Pelvic Fracture

A pelvic fracture refers to the breaking of any portion of the pelvis, which consists of the two Ilia bones, the Pubis, the Ischium, and the Sacrum.

Symptoms of a Pelvic Fracture

Symptoms of a pelvic fracture can vary significantly based on the severity, type of fracture, and possible complications.

  • A minor avulsion fracture may resemble a pulled muscle but will be directly felt on the bone.
  • More substantial fractures may cause immediate pain upon impact or at the time of trauma.
  • Bruising may develop within 48 hours, sometimes appearing even sooner.
  • Pain while moving the hip.
  • The patient may adopt a specific leg position for comfort.
  • Numbness, tingling, or cold, pale skin in the legs may indicate nerve or blood vessel damage.
  • Grade C injuries often involve internal bleeding, leading to symptoms of shock such as nausea, light-headedness, a racing pulse, cold and clammy skin, and loss of consciousness.

Causes

The pelvis is a robust structure that typically requires significant force to fracture, except in cases of osteoporosis among the elderly, where bones may be weaker and more prone to fractures.

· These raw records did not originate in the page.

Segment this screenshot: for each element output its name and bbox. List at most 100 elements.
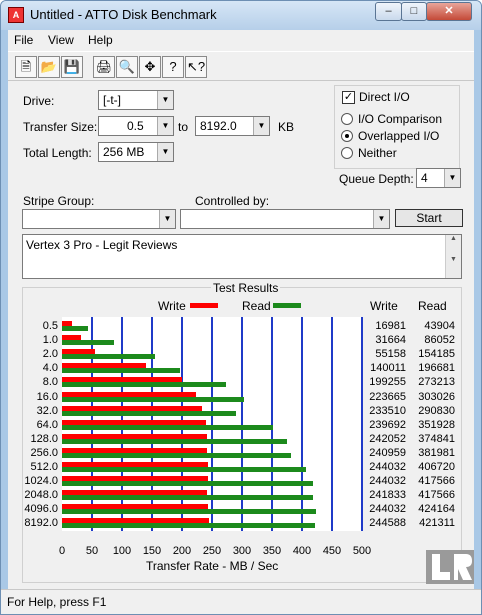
- read-value: 86052: [424, 334, 455, 347]
- y-tick-label: 8.0: [42, 376, 58, 389]
- chart-gridline: [331, 317, 333, 531]
- drive-select[interactable]: [-t-] ▼: [98, 90, 174, 110]
- total-length-value: 256 MB: [103, 145, 145, 159]
- minimize-button[interactable]: –: [375, 2, 402, 21]
- write-value: 31664: [375, 334, 406, 347]
- description-textbox[interactable]: Vertex 3 Pro - Legit Reviews ▲ ▼: [22, 234, 462, 279]
- read-bar: [62, 368, 180, 374]
- total-length-label: Total Length:: [23, 146, 92, 160]
- chart-plot-area: [62, 317, 363, 531]
- y-tick-label: 4.0: [42, 362, 58, 375]
- legend-write-swatch: [190, 303, 218, 308]
- save-icon[interactable]: 💾: [61, 56, 83, 78]
- unit-label: KB: [278, 120, 295, 134]
- neither-radio[interactable]: [341, 147, 353, 159]
- write-value: 55158: [375, 348, 406, 361]
- read-value: 424164: [418, 503, 455, 516]
- y-tick-label: 512.0: [30, 461, 58, 473]
- x-tick-label: 300: [232, 545, 252, 557]
- print-icon[interactable]: 🖨: [93, 56, 115, 78]
- context-help-icon[interactable]: ↖?: [185, 56, 207, 78]
- x-tick-label: 150: [142, 545, 162, 557]
- io-comparison-radio[interactable]: [341, 113, 353, 125]
- app-icon: A: [8, 7, 24, 23]
- close-button[interactable]: ✕: [426, 2, 472, 21]
- menu-help[interactable]: Help: [88, 33, 113, 47]
- print-preview-icon[interactable]: 🔍: [116, 56, 138, 78]
- read-bar: [62, 382, 226, 388]
- menu-file[interactable]: File: [14, 33, 33, 47]
- read-value: 381981: [418, 446, 455, 459]
- read-value: 374841: [418, 432, 455, 445]
- new-icon[interactable]: 🗎: [15, 56, 37, 78]
- io-mode-group: [334, 85, 460, 169]
- drive-value: [-t-]: [103, 93, 121, 107]
- controlled-by-label: Controlled by:: [195, 194, 270, 208]
- queue-depth-select[interactable]: 4 ▼: [416, 168, 461, 188]
- y-tick-label: 1024.0: [24, 475, 58, 488]
- description-scrollbar[interactable]: ▲ ▼: [445, 235, 461, 278]
- write-value: 199255: [369, 376, 406, 389]
- to-label: to: [178, 120, 189, 134]
- read-value: 196681: [418, 362, 455, 375]
- about-icon[interactable]: ?: [162, 56, 184, 78]
- read-bar: [62, 340, 114, 346]
- transfer-size-from-select[interactable]: 0.5 ▼: [98, 116, 174, 136]
- read-value: 417566: [418, 489, 455, 502]
- title-bar: A Untitled - ATTO Disk Benchmark – □ ✕: [1, 1, 481, 30]
- read-value: 406720: [418, 461, 455, 473]
- y-tick-label: 2.0: [42, 348, 58, 361]
- chevron-down-icon: ▼: [444, 169, 460, 187]
- read-column-header: Read: [418, 299, 447, 313]
- chevron-down-icon: ▼: [373, 210, 389, 228]
- read-value: 303026: [418, 390, 455, 403]
- x-tick-label: 250: [202, 545, 222, 557]
- stripe-group-label: Stripe Group:: [23, 194, 95, 208]
- write-value: 140011: [370, 362, 406, 375]
- open-icon[interactable]: 📂: [38, 56, 60, 78]
- x-tick-label: 400: [292, 545, 312, 557]
- total-length-select[interactable]: 256 MB ▼: [98, 142, 174, 162]
- chevron-down-icon: ▼: [157, 143, 173, 161]
- x-tick-label: 50: [85, 545, 99, 557]
- read-value: 154185: [418, 348, 455, 361]
- description-text: Vertex 3 Pro - Legit Reviews: [26, 238, 178, 252]
- legit-reviews-logo-icon: [426, 550, 474, 584]
- chevron-down-icon: ▼: [157, 117, 173, 135]
- controlled-by-select[interactable]: ▼: [180, 209, 390, 229]
- chevron-down-icon: ▼: [159, 210, 175, 228]
- settings-panel: Drive: [-t-] ▼ Transfer Size: 0.5 ▼ to 8…: [8, 81, 474, 589]
- stripe-group-select[interactable]: ▼: [22, 209, 176, 229]
- y-tick-label: 4096.0: [24, 503, 58, 516]
- io-comparison-label: I/O Comparison: [358, 112, 443, 126]
- overlapped-io-label: Overlapped I/O: [358, 129, 440, 143]
- x-tick-label: 0: [58, 545, 66, 557]
- chevron-down-icon: ▼: [253, 117, 269, 135]
- overlapped-io-radio[interactable]: [341, 130, 353, 142]
- legend-write-label: Write: [158, 299, 186, 313]
- write-value: 244588: [369, 517, 406, 530]
- maximize-button[interactable]: □: [401, 2, 427, 21]
- transfer-size-to-select[interactable]: 8192.0 ▼: [195, 116, 270, 136]
- menu-view[interactable]: View: [48, 33, 74, 47]
- read-bar: [62, 438, 287, 444]
- write-value: 244032: [369, 461, 406, 473]
- x-axis-label: Transfer Rate - MB / Sec: [146, 559, 279, 573]
- window-title: Untitled - ATTO Disk Benchmark: [30, 7, 217, 22]
- chevron-down-icon: ▼: [157, 91, 173, 109]
- read-bar: [62, 410, 237, 416]
- x-tick-label: 200: [172, 545, 192, 557]
- move-icon[interactable]: ✥: [139, 56, 161, 78]
- read-value: 273213: [418, 376, 455, 389]
- y-tick-label: 64.0: [36, 418, 58, 431]
- status-bar: For Help, press F1: [1, 589, 481, 614]
- start-button[interactable]: Start: [395, 209, 463, 227]
- y-tick-label: 16.0: [36, 390, 58, 403]
- read-value: 417566: [418, 475, 455, 488]
- y-tick-label: 256.0: [30, 446, 58, 459]
- write-value: 240959: [369, 446, 406, 459]
- app-window: A Untitled - ATTO Disk Benchmark – □ ✕ F…: [0, 0, 482, 615]
- legend-read-label: Read: [242, 299, 271, 313]
- transfer-size-label: Transfer Size:: [23, 120, 98, 134]
- y-tick-label: 32.0: [36, 404, 58, 417]
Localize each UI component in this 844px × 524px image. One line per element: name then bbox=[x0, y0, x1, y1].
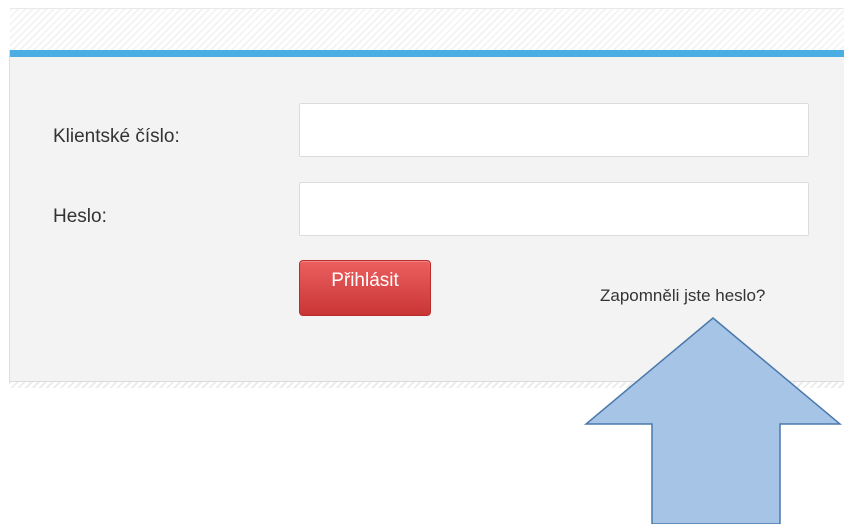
login-page: Klientské číslo: Heslo: Přihlásit Zapomn… bbox=[0, 0, 844, 524]
login-button[interactable]: Přihlásit bbox=[299, 260, 431, 316]
header-hatch bbox=[10, 8, 844, 51]
client-number-input[interactable] bbox=[299, 103, 809, 157]
up-arrow-icon bbox=[584, 317, 842, 524]
password-label: Heslo: bbox=[53, 206, 107, 227]
password-input[interactable] bbox=[299, 182, 809, 236]
client-number-label: Klientské číslo: bbox=[53, 126, 180, 147]
accent-bar bbox=[10, 50, 844, 57]
up-arrow-shape bbox=[584, 317, 842, 524]
forgot-password-link[interactable]: Zapomněli jste heslo? bbox=[600, 286, 765, 306]
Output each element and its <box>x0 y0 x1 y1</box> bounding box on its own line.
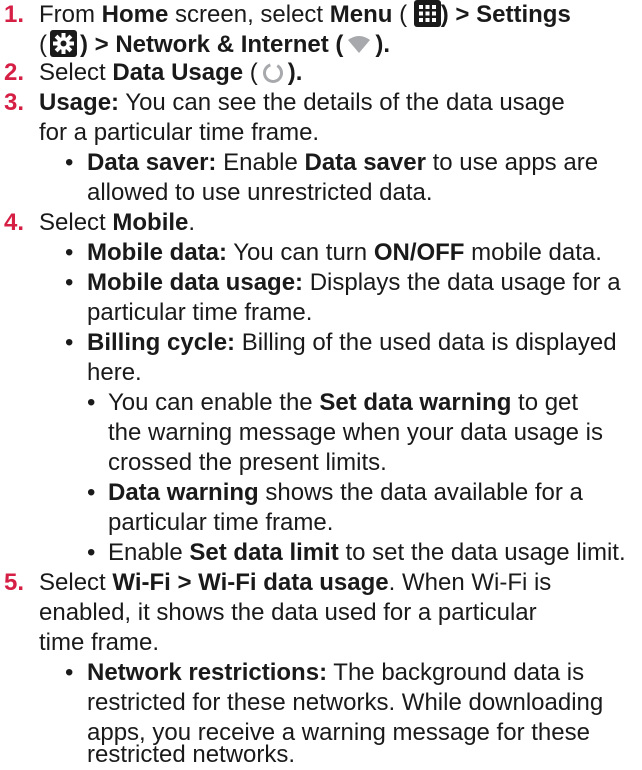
bullet-network-restrictions-line-4: restricted networks. <box>87 741 296 768</box>
text: Select <box>39 209 113 236</box>
step-number-3: 3. <box>4 89 25 116</box>
on-off-label: ON/OFF <box>373 239 465 266</box>
wifi-icon <box>347 32 371 62</box>
gear-icon <box>50 30 77 57</box>
bullet-mobile-data-usage-line-1: Mobile data usage: Displays the data usa… <box>87 268 621 298</box>
step-5-line-1: Select Wi-Fi > Wi-Fi data usage. When Wi… <box>39 568 551 598</box>
bullet-dot: • <box>65 269 74 296</box>
grid-menu-icon <box>413 0 441 27</box>
subbullet-set-data-warning-line-1: You can enable the Set data warning to g… <box>108 388 578 418</box>
set-data-warning-label: Set data warning <box>319 389 512 416</box>
instructions-page: 1. From Home screen, select Menu ( ) > S… <box>0 0 642 768</box>
step-5-line-3: time frame. <box>39 629 160 656</box>
step-number-2: 2. <box>4 59 25 86</box>
bullet-dot: • <box>87 539 96 566</box>
usage-label: Usage: <box>39 89 120 116</box>
bullet-dot: • <box>87 479 96 506</box>
text: to use apps are <box>425 149 599 176</box>
bullet-mobile-data-usage-line-2: particular time frame. <box>87 299 313 326</box>
text: to set the data usage limit. <box>338 539 626 566</box>
step-number-4: 4. <box>4 209 25 236</box>
text: Displays the data usage for a <box>303 269 621 296</box>
text: ( <box>39 31 47 58</box>
text: From <box>39 1 102 28</box>
data-saver-label: Data saver <box>304 149 426 176</box>
bullet-network-restrictions-line-1: Network restrictions: The background dat… <box>87 658 584 688</box>
bullet-dot: • <box>65 239 74 266</box>
settings-label: ) > Settings <box>440 1 571 28</box>
data-warning-label: Data warning <box>108 479 259 506</box>
data-saver-label: Data saver: <box>87 149 217 176</box>
bullet-billing-cycle-line-1: Billing cycle: Billing of the used data … <box>87 328 617 358</box>
mobile-label: Mobile <box>112 209 189 236</box>
text: Enable <box>216 149 305 176</box>
text: ( <box>392 1 414 28</box>
billing-cycle-label: Billing cycle: <box>87 329 236 356</box>
text: Select <box>39 59 113 86</box>
text: screen, select <box>168 1 330 28</box>
text: ). <box>287 59 303 86</box>
mobile-data-label: Mobile data: <box>87 239 228 266</box>
text: The background data is <box>327 659 585 686</box>
home-label: Home <box>101 1 169 28</box>
text: ( <box>243 59 258 86</box>
bullet-dot: • <box>65 329 74 356</box>
network-internet-label: ) > Network & Internet ( <box>80 31 344 58</box>
subbullet-data-warning-line-2: particular time frame. <box>108 509 334 536</box>
text: Billing of the used data is displayed <box>235 329 617 356</box>
step-number-5: 5. <box>4 569 25 596</box>
text: to get <box>511 389 579 416</box>
data-usage-label: Data Usage <box>112 59 244 86</box>
menu-label: Menu <box>329 1 393 28</box>
subbullet-data-warning-line-1: Data warning shows the data available fo… <box>108 478 583 508</box>
bullet-mobile-data: Mobile data: You can turn ON/OFF mobile … <box>87 238 602 268</box>
bullet-data-saver-line-2: allowed to use unrestricted data. <box>87 179 433 206</box>
mobile-data-usage-label: Mobile data usage: <box>87 269 304 296</box>
step-2-line-1: Select Data Usage (). <box>39 58 302 92</box>
bullet-network-restrictions-line-2: restricted for these networks. While dow… <box>87 689 604 716</box>
bullet-data-saver-line-1: Data saver: Enable Data saver to use app… <box>87 148 598 178</box>
text: Select <box>39 569 113 596</box>
text: Enable <box>108 539 190 566</box>
bullet-dot: • <box>87 389 96 416</box>
subbullet-set-data-limit: Enable Set data limit to set the data us… <box>108 538 626 568</box>
network-restrictions-label: Network restrictions: <box>87 659 328 686</box>
text: You can enable the <box>108 389 320 416</box>
set-data-limit-label: Set data limit <box>189 539 339 566</box>
step-5-line-2: enabled, it shows the data used for a pa… <box>39 599 537 626</box>
text: . When Wi-Fi is <box>388 569 552 596</box>
text: ). <box>375 31 391 58</box>
text: shows the data available for a <box>258 479 583 506</box>
wifi-data-usage-label: Wi-Fi > Wi-Fi data usage <box>112 569 389 596</box>
step-4-line-1: Select Mobile. <box>39 208 195 238</box>
bullet-dot: • <box>65 149 74 176</box>
step-number-1: 1. <box>4 1 25 28</box>
text: . <box>188 209 196 236</box>
step-3-line-2: for a particular time frame. <box>39 119 320 146</box>
text: You can turn <box>227 239 374 266</box>
step-1-line-1: From Home screen, select Menu ( ) > Sett… <box>39 0 571 30</box>
step-3-line-1: Usage: You can see the details of the da… <box>39 88 565 118</box>
subbullet-set-data-warning-line-3: crossed the present limits. <box>108 449 387 476</box>
text: You can see the details of the data usag… <box>119 89 565 116</box>
bullet-dot: • <box>65 659 74 686</box>
subbullet-set-data-warning-line-2: the warning message when your data usage… <box>108 419 603 446</box>
bullet-billing-cycle-line-2: here. <box>87 359 142 386</box>
text: mobile data. <box>464 239 602 266</box>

Athletes may experience avulsion fractures, where a muscle pulls away from a small section of bone.

Pelvic fractures commonly result from high-energy impacts, such as car or motorbike accidents, or falls from great heights. The pelvis contains several internal organs, and injury to these organs, along with internal bleeding, can occur.

Classifications

Pelvic fractures can be categorized based on their severity and the level of stability exhibited:

Grade A: Fractures that are stable in nature, typically encompass minor fractures, including avulsion fractures like Rectus Femoris avulsion, and fractures of one of the Ilia.

Grade B: Fractures are characterized by rotational instability, often involving compression fractures, accompanied by separation of the pubic symphysis and widening of the SI joints.

Grade C: Fractures that are both vertically and rotationally unstable, resulting in complete disruption of the pelvic ring. These injuries are highly severe, frequently accompanied by multiple complications and a substantial fatality rate.

Treatment

Fractured pelvis treatment varies depending on the severity, with different approaches for each grade:

Grade A Injuries: Rest is key, typically requiring non-weight bearing and the use of crutches. Partial weight bearing may be introduced after two weeks, continuing up to three months until healing is complete. Avulsion fractures generally heal faster. Painkillers or anti-inflammatory medications may be advised.

Grade B Injuries: The need for surgery is determined by severity. Surgical approaches may include external fixation of the fractured segments, using an external cage until healing. Medications such as painkillers, anti-inflammatories, or even blood thinners may be necessary during recovery due to immobility.

Grade C Injuries: If extensive internal damage is present, the primary treatment focus shifts away from the fracture. Stabilizing the patient and treating internal injuries are prioritized before addressing the fracture sites.

Rehabilitation Program: Essential for all pelvic fractures, a rehab program aids in regaining mobility and strength. Early rehabilitation may be initiated even for minor injuries, featuring exercises like muscle contractions and leg movements. A physiotherapist or physical therapist will guide through suitable exercises for recovery.